I got out and checked the damage. Both headlights were smashed. The hood was buckled. The grill was half gone. The front license plate was completely gone (where, I don’t know). To guarantee internal injuries, it was leaking antifreeze, possibly other fluids. The driver was trying the same rapid swearing technique to fix these damages that his compatriot used to put out the fire.

Then I realized where I was. I was right in South Orange, my hometown for a dozen years. From the cab’s height it looked different. I guess most accidents do take place close to home.

We finally pulled into Bernie’s, my car dripping like a wet umbrella. I was just getting dropped off; my car was going back to the tow place, which also did body work. The driver had to pay for the damages, which will probably outweigh the current value of the car.

There was still a little fire left in the brakes, so Jeff ran to the stream again for another basketful. His right swampfoot was much darker than his left, and reeked from duck byproduct.

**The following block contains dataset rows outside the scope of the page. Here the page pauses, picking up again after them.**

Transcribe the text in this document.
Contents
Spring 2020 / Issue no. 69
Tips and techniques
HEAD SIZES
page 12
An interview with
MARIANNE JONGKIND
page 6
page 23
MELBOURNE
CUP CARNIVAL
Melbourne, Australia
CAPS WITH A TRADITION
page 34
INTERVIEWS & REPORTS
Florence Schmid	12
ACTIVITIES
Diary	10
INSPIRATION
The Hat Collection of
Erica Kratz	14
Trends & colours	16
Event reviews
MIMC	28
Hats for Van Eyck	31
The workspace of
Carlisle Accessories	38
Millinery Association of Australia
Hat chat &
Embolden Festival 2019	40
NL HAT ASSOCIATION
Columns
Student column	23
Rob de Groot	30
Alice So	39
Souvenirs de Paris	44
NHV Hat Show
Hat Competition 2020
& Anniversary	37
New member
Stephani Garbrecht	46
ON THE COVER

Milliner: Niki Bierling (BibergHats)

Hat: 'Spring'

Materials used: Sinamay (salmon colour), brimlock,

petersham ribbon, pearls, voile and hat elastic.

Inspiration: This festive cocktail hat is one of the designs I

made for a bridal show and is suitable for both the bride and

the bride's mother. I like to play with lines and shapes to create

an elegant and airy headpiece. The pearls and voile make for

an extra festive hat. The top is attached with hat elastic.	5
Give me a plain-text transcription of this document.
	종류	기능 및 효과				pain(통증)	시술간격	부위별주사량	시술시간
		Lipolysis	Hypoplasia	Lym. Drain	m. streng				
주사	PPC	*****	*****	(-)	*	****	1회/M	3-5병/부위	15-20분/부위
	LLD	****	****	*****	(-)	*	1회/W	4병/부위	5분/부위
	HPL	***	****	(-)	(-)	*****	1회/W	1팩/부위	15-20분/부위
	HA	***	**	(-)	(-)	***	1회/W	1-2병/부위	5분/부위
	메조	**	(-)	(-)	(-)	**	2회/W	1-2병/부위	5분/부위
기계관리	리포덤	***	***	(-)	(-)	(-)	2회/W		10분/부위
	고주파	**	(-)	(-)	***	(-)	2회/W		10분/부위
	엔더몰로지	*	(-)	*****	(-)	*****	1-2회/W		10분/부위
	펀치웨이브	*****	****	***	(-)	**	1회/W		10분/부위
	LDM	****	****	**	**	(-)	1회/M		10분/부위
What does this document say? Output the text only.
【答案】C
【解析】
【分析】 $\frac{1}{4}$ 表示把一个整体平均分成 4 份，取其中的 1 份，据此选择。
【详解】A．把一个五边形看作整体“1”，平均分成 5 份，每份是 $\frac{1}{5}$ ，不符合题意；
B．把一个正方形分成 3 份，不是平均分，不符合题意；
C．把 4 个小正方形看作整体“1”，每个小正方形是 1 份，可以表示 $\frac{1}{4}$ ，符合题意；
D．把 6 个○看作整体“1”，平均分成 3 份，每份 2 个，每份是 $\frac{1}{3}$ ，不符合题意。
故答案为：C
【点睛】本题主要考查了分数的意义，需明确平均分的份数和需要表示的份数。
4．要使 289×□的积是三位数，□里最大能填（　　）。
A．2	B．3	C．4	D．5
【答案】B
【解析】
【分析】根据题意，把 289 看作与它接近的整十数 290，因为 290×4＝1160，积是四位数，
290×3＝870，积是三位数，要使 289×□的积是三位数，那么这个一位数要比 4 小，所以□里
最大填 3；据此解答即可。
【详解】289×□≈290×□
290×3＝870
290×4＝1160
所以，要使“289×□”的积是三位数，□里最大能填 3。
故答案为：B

At midnight, Jeff and I said goodbye to Dad and Jan, and finally got to leave in the minivan. We never did get to go to Time Warp. If tendencies hold, the minivan is due to be hit by a giant boulder or a falling safe today. These things always happen in threes.

Jeff’s right shoe is currently on the radiator drying. The right sock picked up its weight in duck feathers and offal. My car is currently getting fixed, how I don’t know. So long as it’s fixed and I’m not paying for it, I’m fine. The minivan is cowering like a red shirted ensign going down to a planet with Kirk and Spock.

All I’ve learned from this is that tow truck drivers are dumb as a bag of sawdust.